The term “mergers and acquisitions” conjures up images of back-slapping, suit-sporting Ivy League grads lounging about in mahogany-paneled boardrooms. In the rarefied world of high finance, the thinking goes, you’re either born with it…or you don’t belong.
Maybe this was the case at one time, but certainly not anymore. Every year, thousands of bright young people from all backgrounds go to school to learn about mergers and acquisitions, many in the hopes of becoming bona fide finance experts. Could you do the same? Absolutely. Here’s how:
You might not need an Ivy League pedigree anymore, but it remains hard to break into the M&A field without a four-year degree. Hone in on a program that plays to your strengths and has some relevance to the world of finance: business administration, accounting and economics are all worthy pursuits.
While you’re in school, strive to gain the sort of real-world experience that will shorten your learning curve once hired. The best route is probably an unpaid internship with a local bank, insurance company or investment firm. Be warned: Internship spots are limited and often quite competitive.
Pass Your Exams
The Financial Industry Regulatory Authority (FINRA) requires M&A professionals to pass the Series 79 licensing exam, a complex and difficult test that demands careful study and a deep understanding of the material. The exam isn’t open to everyone: You need to be sponsored by an employer, either prior to hire (with employment possibly contingent upon passage) or within six months of your start date. Though you can’t take the test on a whim, the nice thing about the sponsorship model is that your employer is likely to cover any exam fees.
Series 79 is just the first step in the long walk toward M&A legitimacy. As you get deeper into the business, you’ll likely be compelled (or feel the need to) accrue additional credentials and certifications. For instance, you might need a particular certification to be considered for a promotion or a new job. One certification that nearly all M&A professionals eventually obtain is the Chartered Financial Analyst (CFA) designation, which requires you to take and pass three related courses and exams — a substantial burden that, for better or worse, has become table stakes for anyone looking to rise through management ranks.
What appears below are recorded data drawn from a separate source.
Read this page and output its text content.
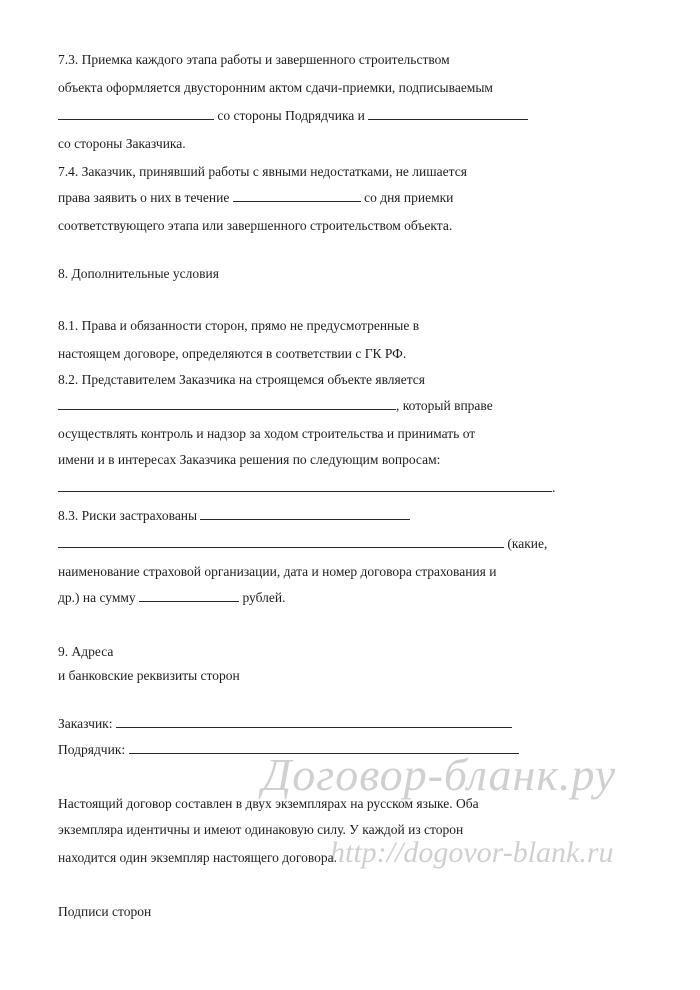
Договор-бланк.ру
http://dogovor-blank.ru
7.3. Приемка каждого этапа работы и завершенного строительством
объекта оформляется двусторонним актом сдачи-приемки, подписываемым
со стороны Подрядчика и
со стороны Заказчика.
7.4. Заказчик, принявший работы с явными недостатками, не лишается
права заявить о них в течение	со дня приемки
соответствующего этапа или завершенного строительством объекта.
8. Дополнительные условия
8.1. Права и обязанности сторон, прямо не предусмотренные в
настоящем договоре, определяются в соответствии с ГК РФ.
8.2. Представителем Заказчика на строящемся объекте является
, который вправе
осуществлять контроль и надзор за ходом строительства и принимать от
имени и в интересах Заказчика решения по следующим вопросам:
.
8.3. Риски застрахованы
(какие,
наименование страховой организации, дата и номер договора страхования и
др.) на сумму	рублей.
9. Адреса
и банковские реквизиты сторон
Заказчик:
Подрядчик:
Настоящий договор составлен в двух экземплярах на русском языке. Оба
экземпляра идентичны и имеют одинаковую силу. У каждой из сторон
находится один экземпляр настоящего договора.
Подписи сторон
Invest in Professional Development
It doesn’t stop with your CFA designation. Most firms expect their M&A professionals to invest in professional development throughout their careers. Even if your employer doesn’t have any special requirements, FINRA does: Prior to renewing your practice license, which must be done once every three years, you need to complete a two-step continuing education course that includes detailed instruction on new financial regulations.
Becoming a Finance Expert Isn’t for Everyone
The fact that you’re capable of something doesn’t necessarily mean you should rush into it with abandon. That’s especially true in the world of mergers and acquisitions, whose recent embrace of egalitarianism hasn’t altered a fundamentally cutthroat nature. If you’re going to be successful in M&A, you’re going to need a thick skin and plenty of self-confidence. The meek might inherit the earth, but only after someone else closes the deal.